No more privatisation of SoEs: Consultation meeting for industrial policy told

The government will no more privatise state owned enterprises (SoE), as successful bidders have not been using the divested SoEs for purposes they had promised, said Industries Minister Dilip Barua yesterday.

Barua also suggested bringing down interest rates to single digits, as according to him, high interest rates are a major obstacle to the country’s industrialisation.

He announced that the government has no plan to allow more Export Processing Zones (EPZs) in the near future, rather it is interested in setting up Special Economic Zones (SEZs).

Barua said the government will also review whether some closed SoEs could be reopened for generating employment.

It will not allow SoE buyers to use divested land for real estate purposes, as many of them have been doing, violating privatisation policies, the minister added.

“We have no plan to privatise any more state owned enterprises for the time being,” Barua said while seeking opinions from entrepreneurs, government high-ups, industrialists, chamber leaders, and other stakeholders concerned at a consultation meeting for formulation of the industrial policy 2009.

Seventy six SoEs have been privatised so far since 1994, and most of the divested entities are being used for purposes other than the promised ones said officials of the Privatisation Commission (PC).

According to the privatisation policy, buyers of divested SoEs must commit to continue the operations of the enterprises and rejuvenate them, but in most cases they actually change the nature of the divested SoEs and start completely different businesses on purchased properties including lands.

At the meeting held in Sonargaon Hotel of the capital, Barua said the new industrial policy 2009 will be prepared on the basis of the industrial policy for 1996-2000.

Chairman of the Parliamentary Standing Committee on Industries Ministry Tofail Ahmed attended the meeting as chief guest.

Barua said the government will identify some sectors on priority basis to provide bank loans. “Interest rates of those loans will be at single digits.”

In the proposed policy the minister identified agro-based and agro-product processing industries, ship building, renewable energy, tourism, basic chemicals, dyeing, chemical products, computer software and ICT products, and highly value adding readymade garment (RMG) industry as thrust sectors.

The other industries identified as thrust sectors are active pharmaceutical ingredients, herbal medicine, polymer, plastic, jute, leather, hospitals and clinics, light engineering, cosmetics and toiletries, furniture, diamond cutting and polishing, and handicraft.

The proposed new industrial policy also identified 17 sectors as controlled industries, and four as preserved.

The preserved industrial sectors are arms and other military equipment, atomic power, security printing, and technology adoption for forests and protected forestlands.

Barua announced that the government will also formulate a policy for making sick industries profitable, but noted that ‘the government will not allow anyone to do business in the name of sick industries’.

“We may make it mandatory to buy local products for government procurement, for the betterment of local industries,” he added.

Tofail Ahmed emphasised on establishing more backward linkage industries for sustainable industrialisation and for employment generation.

He suggested fixing industry friendly duties on imports, and incorporating the opinions of many more stakeholders in formulating the final industrial policy.

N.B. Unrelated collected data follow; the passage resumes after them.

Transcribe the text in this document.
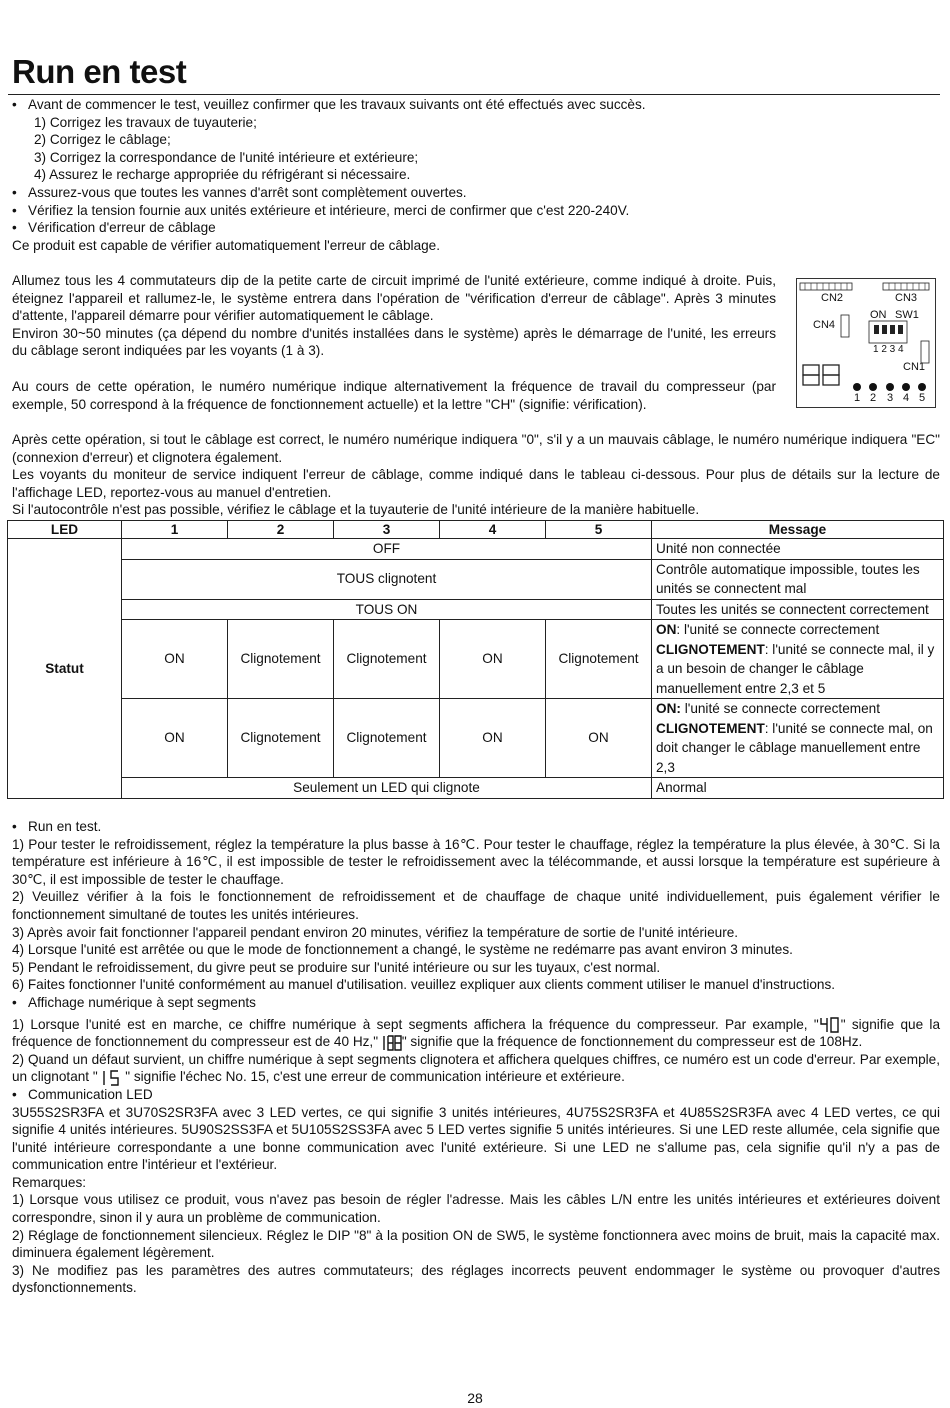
Run en test

• Avant de commencer le test, veuillez confirmer que les travaux suivants ont été effectués avec succès.

1) Corrigez les travaux de tuyauterie;

2) Corrigez le câblage;

3) Corrigez la correspondance de l'unité intérieure et extérieure;

4) Assurez le recharge appropriée du réfrigérant si nécessaire.

• Assurez-vous que toutes les vannes d'arrêt sont complètement ouvertes.

• Vérifiez la tension fournie aux unités extérieure et intérieure, merci de confirmer que c'est 220-240V.

• Vérification d'erreur de câblage

Ce produit est capable de vérifier automatiquement l'erreur de câblage.

Allumez tous les 4 commutateurs dip de la petite carte de circuit imprimé de l'unité extérieure, comme indiqué à droite. Puis, éteignez l'appareil et rallumez-le, le système entrera dans l'opération de "vérification d'erreur de câblage". Après 3 minutes d'attente, l'appareil démarre pour vérifier automatiquement le câblage.

Environ 30~50 minutes (ça dépend du nombre d'unités installées dans le système) après le démarrage de l'unité, les erreurs du câblage seront indiquées par les voyants (1 à 3).

Au cours de cette opération, le numéro numérique indique alternativement la fréquence de travail du compresseur (par exemple, 50 correspond à la fréquence de fonctionnement actuelle) et la lettre "CH" (signifie: vérification).

Après cette opération, si tout le câblage est correct, le numéro numérique indiquera "0", s'il y a un mauvais câblage, le numéro numérique indiquera "EC" (connexion d'erreur) et clignotera également.

Les voyants du moniteur de service indiquent l'erreur de câblage, comme indiqué dans le tableau ci-dessous. Pour plus de détails sur la lecture de l'affichage LED, reportez-vous au manuel d'entretien.

Si l'autocontrôle n'est pas possible, vérifiez le câblage et la tuyauterie de l'unité intérieure de la manière habituelle.

CN2	CN3
CN4
ON SW1
1 2 3 4
CN1
1 2 3 4 5
LED	1	2	3	4	5	Message
Statut	OFF					Unité non connectée
	TOUS clignotent					Contrôle automatique impossible, toutes les unités se connectent mal
	TOUS ON					Toutes les unités se connectent correctement
	ON	Clignotement	Clignotement	ON	Clignotement	ON: l'unité se connecte correctement
CLIGNOTEMENT: l'unité se connecte mal, il y a un besoin de changer le câblage manuellement entre 2,3 et 5
	ON	Clignotement	Clignotement	ON	ON	ON: l'unité se connecte correctement
CLIGNOTEMENT: l'unité se connecte mal, on doit changer le câblage manuellement entre 2,3
	Seulement un LED qui clignote					Anormal

• Run en test.

1) Pour tester le refroidissement, réglez la température la plus basse à 16℃. Pour tester le chauffage, réglez la température la plus élevée, à 30℃. Si la température est inférieure à 16℃, il est impossible de tester le refroidissement avec la télécommande, et aussi lorsque la température est supérieure à 30℃, il est impossible de tester le chauffage.

2) Veuillez vérifier à la fois le fonctionnement de refroidissement et de chauffage de chaque unité individuellement, puis également vérifier le fonctionnement simultané de toutes les unités intérieures.

3) Après avoir fait fonctionner l'appareil pendant environ 20 minutes, vérifiez la température de sortie de l'unité intérieure.

4) Lorsque l'unité est arrêtée ou que le mode de fonctionnement a changé, le système ne redémarre pas avant environ 3 minutes.

5) Pendant le refroidissement, du givre peut se produire sur l'unité intérieure ou sur les tuyaux, c'est normal.

6) Faites fonctionner l'unité conformément au manuel d'utilisation. veuillez expliquer aux clients comment utiliser le manuel d'instructions.

• Affichage numérique à sept segments

1) Lorsque l'unité est en marche, ce chiffre numérique à sept segments affichera la fréquence du compresseur. Par example, " " signifie que la fréquence de fonctionnement du compresseur est de 40 Hz," " signifie que la fréquence de fonctionnement du compresseur est de 108Hz.

2) Quand un défaut survient, un chiffre numérique à sept segments clignotera et affichera quelques chiffres, ce numéro est un code d'erreur. Par exemple, un clignotant "  " signifie l'échec No. 15, c'est une erreur de communication intérieure et extérieure.

• Communication LED

3U55S2SR3FA et 3U70S2SR3FA avec 3 LED vertes, ce qui signifie 3 unités intérieures, 4U75S2SR3FA et 4U85S2SR3FA avec 4 LED vertes, ce qui signifie 4 unités intérieures. 5U90S2SS3FA et 5U105S2SS3FA avec 5 LED vertes signifie 5 unités intérieures. Si une LED reste allumée, cela signifie que l'unité intérieure correspondante a une bonne communication avec l'unité extérieure. Si une LED ne s'allume pas, cela signifie qu'il n'y a pas de communication entre l'intérieur et l'extérieur.

Remarques:

1) Lorsque vous utilisez ce produit, vous n'avez pas besoin de régler l'adresse. Mais les câbles L/N entre les unités intérieures et extérieures doivent correspondre, sinon il y aura un problème de communication.

2) Réglage de fonctionnement silencieux. Réglez le DIP "8" à la position ON de SW5, le système fonctionnera avec moins de bruit, mais la capacité max. diminuera également légèrement.

3) Ne modifiez pas les paramètres des autres commutateurs; des réglages incorrects peuvent endommager le système ou provoquer d'autres dysfonctionnements.

28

He also urged the government to impose protectionist measures to save local industries. “Many developed countries in the world are practicing protectionism to save their products, and we also have to do so to save ours,” he said.

He also requested the government to formulate an industrial policy that will increasingly attract foreign investment.

Economists and chamber leaders in their instant reactions urged the government to be more cautious in selecting bidders for divestible SoEs, so that public entities are not misused.

Dr MK Mujeri, director general of Bangladesh Institute of Development Studies (BIDS), said the government should be more cautious in selecting bidders for divestible SoEs.

“If the government could run the industries efficiently, we would be able to generate more employment. We should select good entrepreneurs for selling the SoEs,” Mujeri said.

Syed Nasim Manzur, managing director of Apex-Adelchi Footwear Limited, urged the government to modernise the processes of privatisation.

The authorities sell the SoEs to highest bidders, but the government does not notice whether the buyers have the ability or the mentality to continue and rejuvenate the operations of the divested public entities, Manzur, who is also a vice-president of the Metropolitan Chamber of Commerce and Industries (MCCI), said.

“The criteria for selecting the bidders should be modernised,” he said.